AESH-référent – compte-rendu du GT 17 juin 2021

Présents  : Mme De St Jean (DRH académique) et Mme Mme MOZ (directrice de l’école inclusive) animent la réunion. Des représentants des DSDEN de l’Ain, la Loire et le Rhône sont présent.es.

Ce 17 juin, la FSU et d’autres organisations syndicales étaient réunies en GT (groupe de travail) sur la mission d’AESH référent et sa mise en place dans l’académie pour la rentrée 2021. Vous trouverez dans le tableau ci-dessous les propositions de l’administration, ainsi que notre analyse.

La FSU profité de ce GT pour rappeler une nouvelle fois les difficultés liées à la mise en place des PIAL et à la précarité du métier d’AESH (rémunération faible, recrutement, formations, …) et la nécessité d’y répondre en priorité.

Les propositions de l’administration L’avis de la FSU
Création de 4 Equivalents Temps Plein (ETP) sur l’Académie soit 26 postes d’AESH-référents :

  • 6 dans l’Ain
  • 7 dans la Loire
  • 13 dans le Rhône
Trop peu de postes alors que les besoins et les demandes d’accompagnement sont importants
Création d’un avenant de 6 heures supplémentaires par semaine sur 41 semaines + prime annuelle de 600 € brut, répartie sur 12 mois

  • 6h fixes chaque semaine sur 36 semaines, réparties selon un emploi du temps
    + 30h à répartir dans l’année par l’AESH
  • Poste valable un an, renouvelable ou non, selon le choix de l’AESH ou de l’administration.
Trop peu d’heures au regard de la mission
LA FSU demande plus d’heures par semaine
Pour l’année prochaine, la mission première serait d’accompagner les AESH entrants dans le métier Beaucoup trop d’AESH débutants par rapport au nombre d’AESH-référents prévus

Fiche de poste nationale, très générale, avec un manque de précisions.
Dans l’Ain, les AESH-référents ne seront pas toujours répartis sur tout le département mais plutôt par spécialité (maternelle, autisme, lycée pro, ….).
Dans la Loire et le Rhône, ce serait des AESH à affectation « territoriale ».
Pour les AESH référents de l’Ain, difficultés à répondre à toutes les demandes, particulièrement si les AESH sont loin de ceux qu’ils aident.
La mission serait exercée en distanciel ce qui enlèverait les problèmes de frais de déplacement Inquiétude sur la transformation de la mission d’AESH-référent en « cellule d’écoute ».
Cette mission ne peut que s’accompagner d’échanges entre AESH
La question des frais de déplacement à été éludée.

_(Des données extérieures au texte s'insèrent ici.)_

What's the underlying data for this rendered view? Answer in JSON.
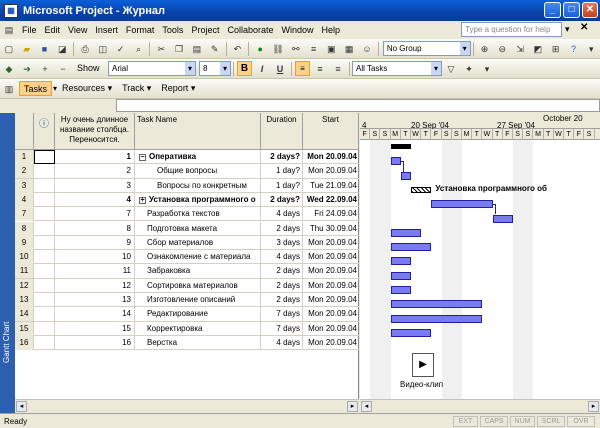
{
  "window": {
    "title": "Microsoft Project - Журнал"
  },
  "menu": [
    "File",
    "Edit",
    "View",
    "Insert",
    "Format",
    "Tools",
    "Project",
    "Collaborate",
    "Window",
    "Help"
  ],
  "help_placeholder": "Type a question for help",
  "toolbar": {
    "group": "No Group",
    "show": "Show",
    "font": "Arial",
    "size": "8",
    "filter": "All Tasks"
  },
  "guide": [
    "Tasks",
    "Resources",
    "Track",
    "Report"
  ],
  "columns": {
    "info": "ⓘ",
    "id_header": "Ну очень длинное название столбца. Переносится.",
    "name": "Task Name",
    "duration": "Duration",
    "start": "Start"
  },
  "rows": [
    {
      "rn": "1",
      "id": "1",
      "name": "Оперативка",
      "dur": "2 days?",
      "start": "Mon 20.09.04",
      "summary": true,
      "expand": "−"
    },
    {
      "rn": "2",
      "id": "2",
      "name": "Общие вопросы",
      "dur": "1 day?",
      "start": "Mon 20.09.04",
      "indent": 2
    },
    {
      "rn": "3",
      "id": "3",
      "name": "Вопросы по конкретным",
      "dur": "1 day?",
      "start": "Tue 21.09.04",
      "indent": 2
    },
    {
      "rn": "4",
      "id": "4",
      "name": "Установка программного о",
      "dur": "2 days?",
      "start": "Wed 22.09.04",
      "summary": true,
      "expand": "+"
    },
    {
      "rn": "7",
      "id": "7",
      "name": "Разработка текстов",
      "dur": "4 days",
      "start": "Fri 24.09.04",
      "indent": 1
    },
    {
      "rn": "8",
      "id": "8",
      "name": "Подготовка макета",
      "dur": "2 days",
      "start": "Thu 30.09.04",
      "indent": 1
    },
    {
      "rn": "9",
      "id": "9",
      "name": "Сбор материалов",
      "dur": "3 days",
      "start": "Mon 20.09.04",
      "indent": 1
    },
    {
      "rn": "10",
      "id": "10",
      "name": "Ознакомление с материала",
      "dur": "4 days",
      "start": "Mon 20.09.04",
      "indent": 1
    },
    {
      "rn": "11",
      "id": "11",
      "name": "Забраковка",
      "dur": "2 days",
      "start": "Mon 20.09.04",
      "indent": 1
    },
    {
      "rn": "12",
      "id": "12",
      "name": "Сортировка материалов",
      "dur": "2 days",
      "start": "Mon 20.09.04",
      "indent": 1
    },
    {
      "rn": "13",
      "id": "13",
      "name": "Изготовление описаний",
      "dur": "2 days",
      "start": "Mon 20.09.04",
      "indent": 1
    },
    {
      "rn": "14",
      "id": "14",
      "name": "Редактирование",
      "dur": "7 days",
      "start": "Mon 20.09.04",
      "indent": 1
    },
    {
      "rn": "15",
      "id": "15",
      "name": "Корректировка",
      "dur": "7 days",
      "start": "Mon 20.09.04",
      "indent": 1
    },
    {
      "rn": "16",
      "id": "16",
      "name": "Верстка",
      "dur": "4 days",
      "start": "Mon 20.09.04",
      "indent": 1
    }
  ],
  "gantt": {
    "months": [
      "4",
      "20 Sep '04",
      "27 Sep '04",
      "October 20"
    ],
    "days": [
      "F",
      "S",
      "S",
      "M",
      "T",
      "W",
      "T",
      "F",
      "S",
      "S",
      "M",
      "T",
      "W",
      "T",
      "F",
      "S",
      "S",
      "M",
      "T",
      "W",
      "T",
      "F",
      "S"
    ],
    "summary_label": "Установка программного об",
    "object_label": "Видео-клип"
  },
  "sidebar_label": "Gantt Chart",
  "status": {
    "ready": "Ready",
    "indicators": [
      "EXT",
      "CAPS",
      "NUM",
      "SCRL",
      "OVR"
    ]
  }
}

Or, elle se posera sûrement pour les années suivantes.
Ordinateurs et téléphones fournis C’est le minimum, nous demandons à ce que les outils techniques soient de qualités
Le lieu n’est pas encore défini Nous demandons à ce qu’il soit fonctionnel et individuel (un bureau)
Formation à la prise de poste : 30 heures (6 heures x 5 semaines car avenant sur 41 semaines) Aucune réponse concernant le contenu, ni si cette formation se fera en présentiel, en distanciel, ou les deux.
3 critères de recrutement dans le champ de l’école inclusive :

  • Expérience de 3 ans minimum
  • Expérience diversifiée
  • Avoir suivi des actions de formation
Nous demandons des précisions sur les actions de formation, les 60 heures d’entrée dans le métier en font partie, mais le rectorat précise aussi que « n’importe quelle » action de formation peut entrer dans ce cadre. Toutefois certaines actions devraient être plus valorisantes que d’autres : nous demandons des précisions.
Sélection sur entretien Qui sont les recruteurs ?
Comment sera effectuée la sélection pour des candidats aux profils proches ?
Sur le calendrier des opérations :

  • fin juin : campagne de recrutement
  • septembre : commissions de recrutements
  • Au plus tôt le 1/10 : prise de poste.
Délais trop long.
Nous demandons qu’un bilan du dispositif soit fait l’an prochain, en GT, afin que la FSU soit à nouveau force de propositions d’améliorations.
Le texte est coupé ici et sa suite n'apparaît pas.